General
Our research in general...
The research of the Laboratory of Comparative Endocrinology is focussed on vertebrate development and growth. Specifically, we study development and growth from an endocrinological perspective, identifying the underlying hormonal interactions. Emphasis is on the hormones of the thyroidal axis and their interactions with hormones of other endocrine axes such as the adrenal axis and the somatotropic or growth hormone axis. Our present research is centered around two topics: (i) the role of thyroid hormones in brain development, and (ii) the role of thyroid hormones and interacting hormones in the early phases of embryonic development. Hormonal actions are studied at the molecular level (DNA, RNA, protein), at the level of tissues/organs level and at the level of the whole organism (see techniques and expertise). We compare the endocrine systems in representatives of all vertebrate classes, but the chicken and the zebrafish take up a central place in our research (see our page on animal models). Our comparative approach allows us to deduce general physiological principles of growth and development in vertebrates. Moreover, our research provides a basis for applications in both medicine and animal production.


Some general aspect of the hypothalamo-hypophyseal thyroidal axis (HPT)

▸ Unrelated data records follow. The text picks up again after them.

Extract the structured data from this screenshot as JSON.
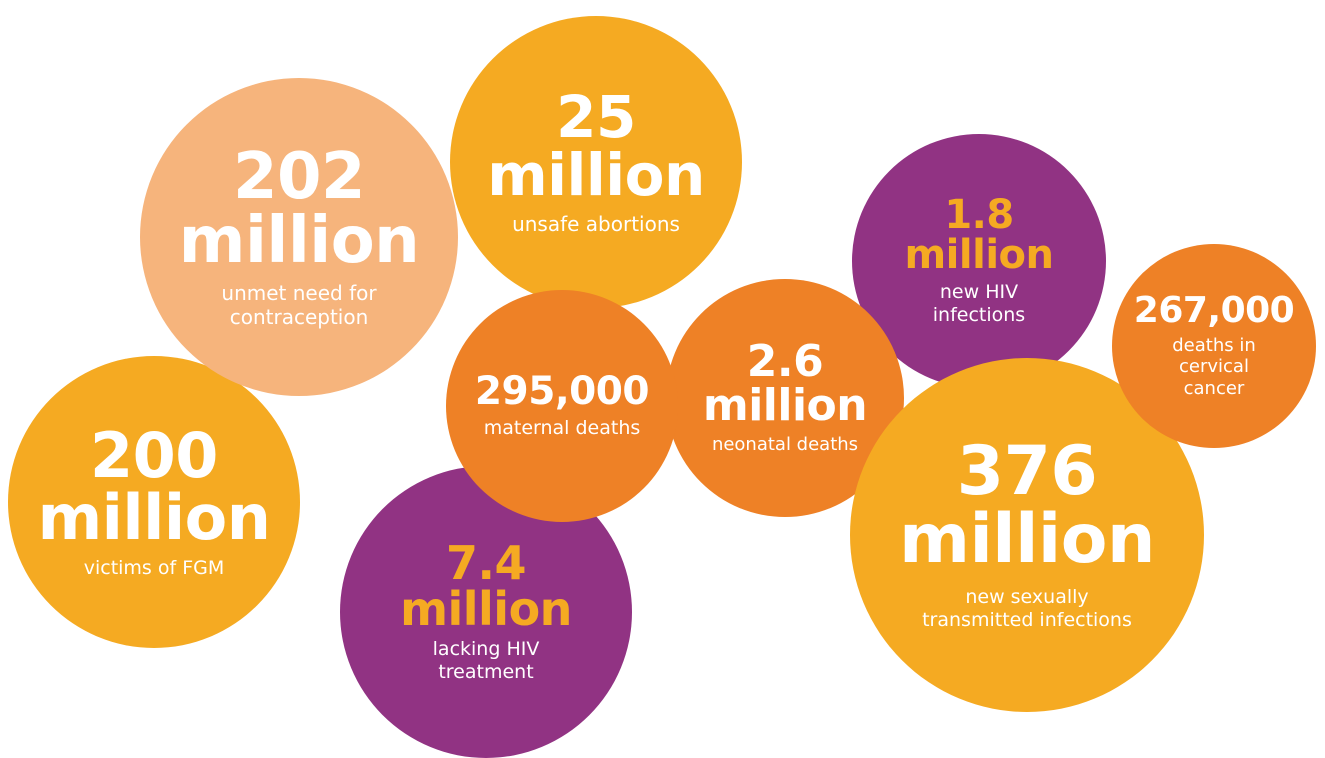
{
  "colors": {
    "yellow": "#f5aa22",
    "peach": "#f6b47c",
    "orange": "#ee8126",
    "purple": "#913383",
    "white": "#ffffff"
  },
  "stats": {
    "contraception": {
      "value_line1": "202",
      "value_line2": "million",
      "label_line1": "unmet need for",
      "label_line2": "contraception",
      "color": "#f6b47c"
    },
    "abortions": {
      "value_line1": "25",
      "value_line2": "million",
      "label_line1": "unsafe abortions",
      "color": "#f5aa22"
    },
    "fgm": {
      "value_line1": "200",
      "value_line2": "million",
      "label_line1": "victims of FGM",
      "color": "#f5aa22"
    },
    "maternal": {
      "value_line1": "295,000",
      "label_line1": "maternal deaths",
      "color": "#ee8126"
    },
    "neonatal": {
      "value_line1": "2.6",
      "value_line2": "million",
      "label_line1": "neonatal deaths",
      "color": "#ee8126"
    },
    "hiv_treatment": {
      "value_line1": "7.4",
      "value_line2": "million",
      "label_line1": "lacking HIV",
      "label_line2": "treatment",
      "color": "#913383"
    },
    "hiv_new": {
      "value_line1": "1.8",
      "value_line2": "million",
      "label_line1": "new HIV",
      "label_line2": "infections",
      "color": "#913383"
    },
    "sti": {
      "value_line1": "376",
      "value_line2": "million",
      "label_line1": "new sexually",
      "label_line2": "transmitted infections",
      "color": "#f5aa22"
    },
    "cervical": {
      "value_line1": "267,000",
      "label_line1": "deaths in",
      "label_line2": "cervical",
      "label_line3": "cancer",
      "color": "#ee8126"
    }
  }
}
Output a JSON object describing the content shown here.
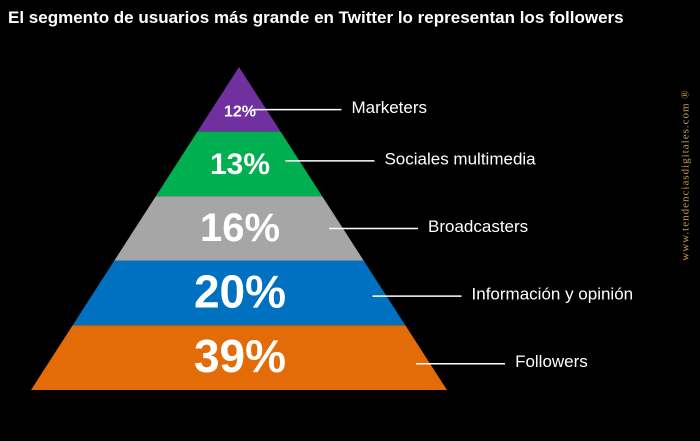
{
  "chart_data": {
    "type": "pyramid",
    "title": "El segmento de usuarios más grande en Twitter lo representan los followers",
    "categories": [
      "Marketers",
      "Sociales multimedia",
      "Broadcasters",
      "Información y opinión",
      "Followers"
    ],
    "values": [
      12,
      13,
      16,
      20,
      39
    ],
    "value_labels": [
      "12%",
      "13%",
      "16%",
      "20%",
      "39%"
    ],
    "colors": [
      "#7030a0",
      "#00b050",
      "#a6a6a6",
      "#0070c0",
      "#e36c09"
    ],
    "watermark": "www.tendenciasdigitales.com ®"
  }
}
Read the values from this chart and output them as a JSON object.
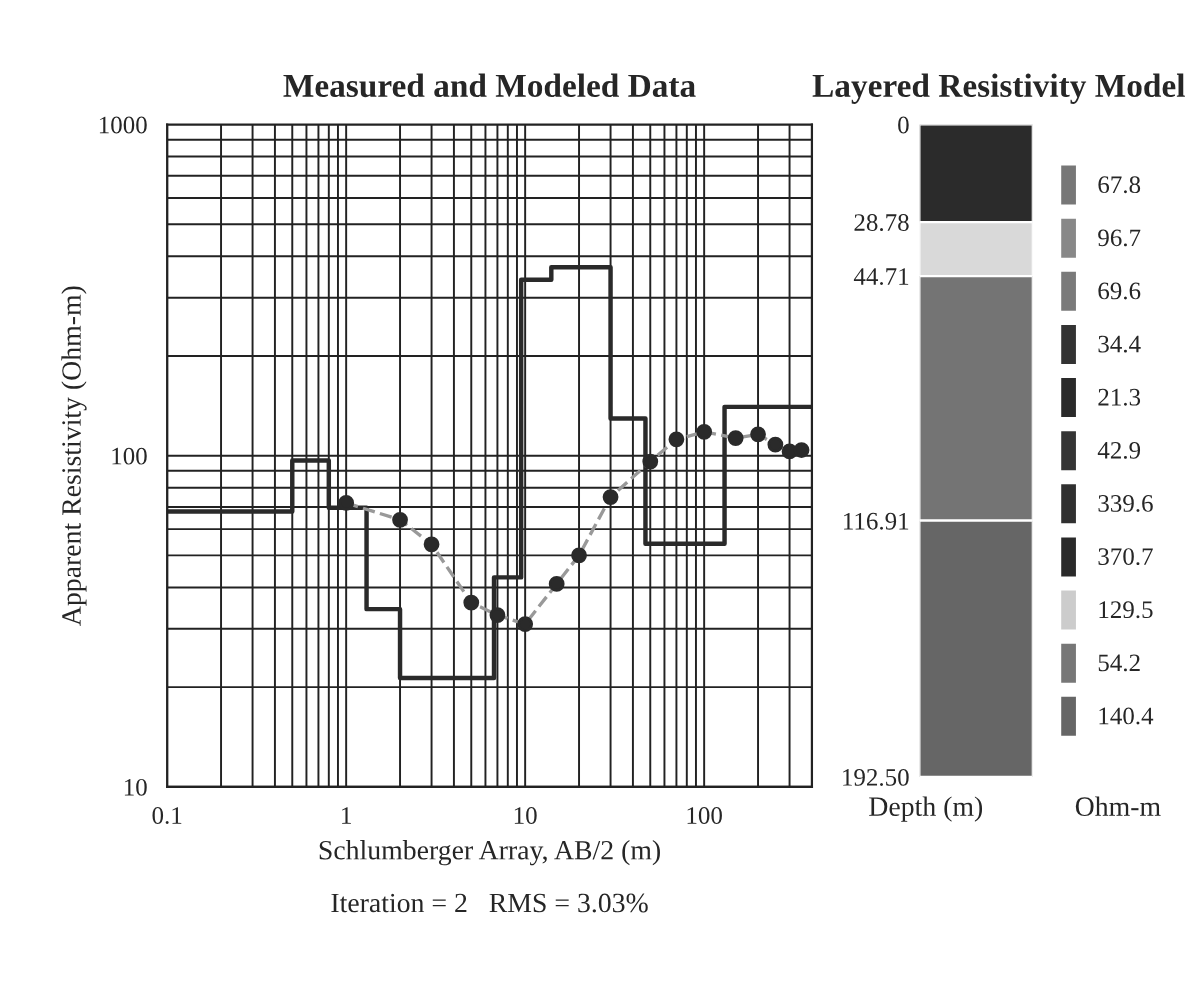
{
  "chart_data": [
    {
      "type": "scatter",
      "title": "Measured and Modeled Data",
      "xlabel": "Schlumberger Array, AB/2 (m)",
      "ylabel": "Apparent Resistivity (Ohm-m)",
      "log": "xy",
      "xlim": [
        0.1,
        400
      ],
      "ylim": [
        10,
        1000
      ],
      "xticks": [
        0.1,
        1,
        10,
        100
      ],
      "yticks": [
        10,
        100,
        1000
      ],
      "grid": true,
      "annotations": [
        "Iteration = 2   RMS = 3.03%"
      ],
      "series": [
        {
          "type": "step",
          "color": "#2a2a2a",
          "x": [
            0.1,
            0.5,
            0.8,
            1.3,
            2,
            6.7,
            9.5,
            14,
            30,
            47,
            130,
            400
          ],
          "values": [
            67.8,
            96.7,
            69.6,
            34.4,
            21.3,
            42.9,
            339.6,
            370.7,
            129.5,
            54.2,
            140.4,
            140.4
          ],
          "marker": "none",
          "line_style": "solid"
        },
        {
          "type": "line",
          "color": "#999999",
          "x": [
            1,
            2,
            3,
            5,
            7,
            10,
            15,
            20,
            30,
            50,
            70,
            100,
            150,
            200,
            250,
            300,
            350
          ],
          "values": [
            72,
            64,
            54,
            36,
            33,
            31,
            41,
            50,
            75,
            96,
            112,
            118,
            113,
            116,
            108,
            103,
            104
          ],
          "marker": "none",
          "line_style": "dashed"
        },
        {
          "type": "scatter",
          "color": "#2a2a2a",
          "x": [
            1,
            2,
            3,
            5,
            7,
            10,
            15,
            20,
            30,
            50,
            70,
            100,
            150,
            200,
            250,
            300,
            350
          ],
          "values": [
            72,
            64,
            54,
            36,
            33,
            31,
            41,
            50,
            75,
            96,
            112,
            118,
            113,
            116,
            108,
            103,
            104
          ],
          "marker": "circle"
        }
      ]
    },
    {
      "type": "bar",
      "stacked": true,
      "title": "Layered Resistivity Model",
      "ylabel": "Depth (m)",
      "xlabel": "Ohm-m",
      "categories": [
        null
      ],
      "ylim": [
        192.5,
        0
      ],
      "yticks": [
        0,
        28.78,
        44.71,
        116.91,
        {
          "value": 192.5,
          "label": "192.50"
        }
      ],
      "tick_labels": "y",
      "legend": "right",
      "series": [
        {
          "color": "#2b2b2b",
          "values": [
            28.78
          ]
        },
        {
          "color": "#d9d9d9",
          "values": [
            15.93
          ]
        },
        {
          "color": "#747474",
          "values": [
            72.2
          ]
        },
        {
          "color": "#666666",
          "values": [
            75.59
          ]
        },
        {
          "name": "67.8",
          "color": "#777777",
          "values": [
            null
          ]
        },
        {
          "name": "96.7",
          "color": "#888888",
          "values": [
            null
          ]
        },
        {
          "name": "69.6",
          "color": "#7a7a7a",
          "values": [
            null
          ]
        },
        {
          "name": "34.4",
          "color": "#333333",
          "values": [
            null
          ]
        },
        {
          "name": "21.3",
          "color": "#2a2a2a",
          "values": [
            null
          ]
        },
        {
          "name": "42.9",
          "color": "#353535",
          "values": [
            null
          ]
        },
        {
          "name": "339.6",
          "color": "#303030",
          "values": [
            null
          ]
        },
        {
          "name": "370.7",
          "color": "#2a2a2a",
          "values": [
            null
          ]
        },
        {
          "name": "129.5",
          "color": "#cccccc",
          "values": [
            null
          ]
        },
        {
          "name": "54.2",
          "color": "#777777",
          "values": [
            null
          ]
        },
        {
          "name": "140.4",
          "color": "#666666",
          "values": [
            null
          ]
        }
      ]
    }
  ]
}
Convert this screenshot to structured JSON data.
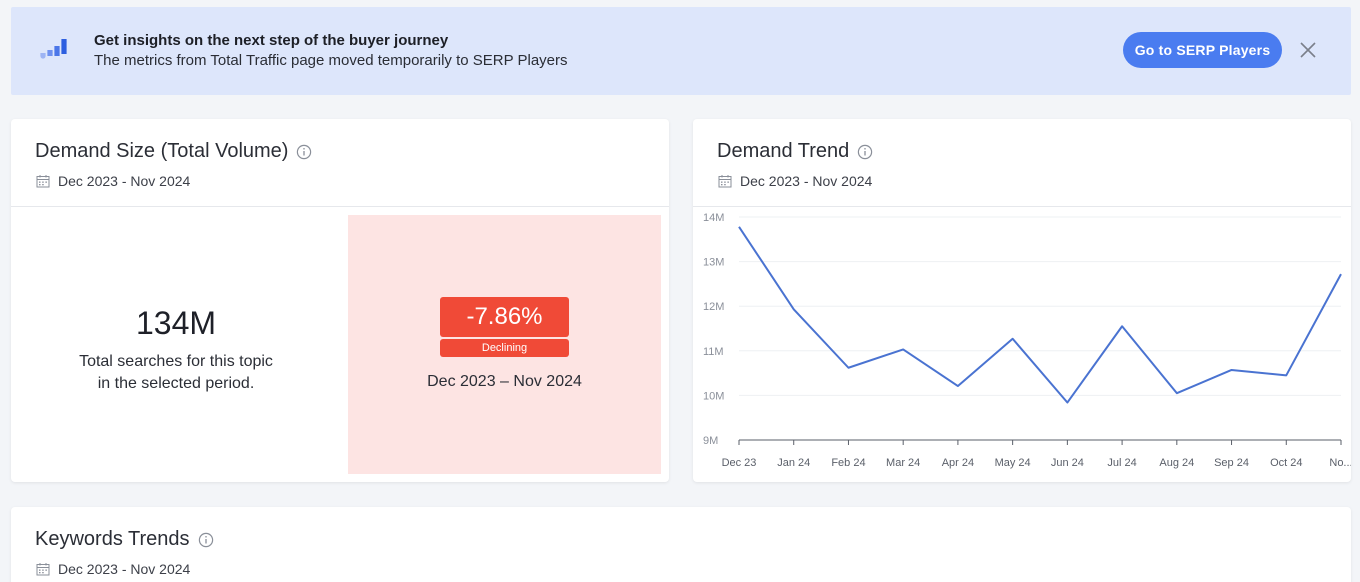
{
  "banner": {
    "icon": "bar-chart-icon",
    "title": "Get insights on the next step of the buyer journey",
    "subtitle": "The metrics from Total Traffic page moved temporarily to SERP Players",
    "cta_label": "Go to SERP Players",
    "close_icon": "close-icon"
  },
  "demand_size": {
    "title": "Demand Size (Total Volume)",
    "date_range": "Dec 2023 - Nov 2024",
    "total": "134M",
    "description_line1": "Total searches for this topic",
    "description_line2": "in the selected period.",
    "change": "-7.86%",
    "status": "Declining",
    "period": "Dec 2023 – Nov 2024",
    "colors": {
      "panel_bg": "#fde4e3",
      "badge": "#f04a37"
    }
  },
  "demand_trend": {
    "title": "Demand Trend",
    "date_range": "Dec 2023 - Nov 2024"
  },
  "keywords_trends": {
    "title": "Keywords Trends",
    "date_range": "Dec 2023 - Nov 2024"
  },
  "chart_data": {
    "type": "line",
    "categories": [
      "Dec 23",
      "Jan 24",
      "Feb 24",
      "Mar 24",
      "Apr 24",
      "May 24",
      "Jun 24",
      "Jul 24",
      "Aug 24",
      "Sep 24",
      "Oct 24",
      "No..."
    ],
    "series": [
      {
        "values": [
          13.78,
          11.93,
          10.62,
          11.03,
          10.21,
          11.27,
          9.84,
          11.55,
          10.05,
          10.57,
          10.45,
          12.72
        ]
      }
    ],
    "y_ticks": [
      "9M",
      "10M",
      "11M",
      "12M",
      "13M",
      "14M"
    ],
    "ylim": [
      9,
      14
    ],
    "grid": true,
    "line_color": "#4a73d1"
  }
}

Environmental factors (light, temperature, stress) are translated into hormonal responses by the brain. Both stimulatory and inhibitory hormones are released by a ventral brain part, called the hypothalamus. These hypothalamic factors are transported to the pituitary gland, where they will bind specific membrane receptors on the target cells. This will stimulate or inhibit the synthesis and secretion of one or more hypophyseal hormones. In the rostral part of the pituitary, the pars distalis, several cell types can be distinguished: gonadotropes (producing FSH and/or LH), somatotropes (producing growth hormone), lactotropes (producing prolactin), thyrotropes (producing TSH), and corticotropes (producing ACTH). TSH, or thyrotropin, plays a central role in the HPT axis: it stimulates the thyroid gland to produce and secrete thyroid hormones. Thyroid hormones are crucial for a normal embryonic development in all vertebrates because of their effects on growth, cellular differentiation, and maturation of several organs, like the brain and the heart. Besides this developmental function, thyroid hormones also play an important role in the control of several metabolic processes throughout life.
Most of the effects of thyroid hormones are mediated by thyroid hormone receptors (TRs). TRs belong to the family of nuclear receptors, like those of the steroid hormones. Nuclear receptors function as hormone-activated transcription factors and thereby act by modulating gene expression. TRs bind to short, repeated sequences of DNA in the thyroid hormone-responsive genes, called thyroid hormone response elements (TREs). In contrast to steroid hormone receptors, TRs bind TREs in the absence of hormone, usually leading to transcriptional repression. Hormone binding is associated with a conformational change in the receptor causing it to function as a transcriptional activator. As in other vertebrates, two TR-genes have been identified in chicken, TRα and TRβ, giving rise to three different TR-transcripts (TRα, TRβ0 and TRβ2).
The two most important thyroid hormones (THs) are thyroxine or T4 and 3,5,3’-triiodothyronine or T3. While the latter has a higher affinity for the receptors, the thyroid secretes mainly T4 which is therefore considered to be a prohormone. T4 is activated by conversion to T3 by the removal of one iodine atom of the outer phenolic ring, a process that is carried out mainly in the peripheral tissues by enzymes called iodothyronine deiodinases. These enzymes are also responsible for the inactivation of T4 or T3 to either reverse T3 (rT3) or T2 respectively, by outer ring deiodination. Three different types of deiodinases have been identified: D1 with both activating and inactivating properties, D2 with only an activating function, and D3 which exclusively inactivates thyroid hormones. The final amount of bioactive T3 available within each cell is determined by the delicate interaction between these activating and inactivating enzymes, in collaboration with different thyroid hormone transporters which are located in the cell membrane and facilitate entrance and exit of T4, T3 and their metabolites.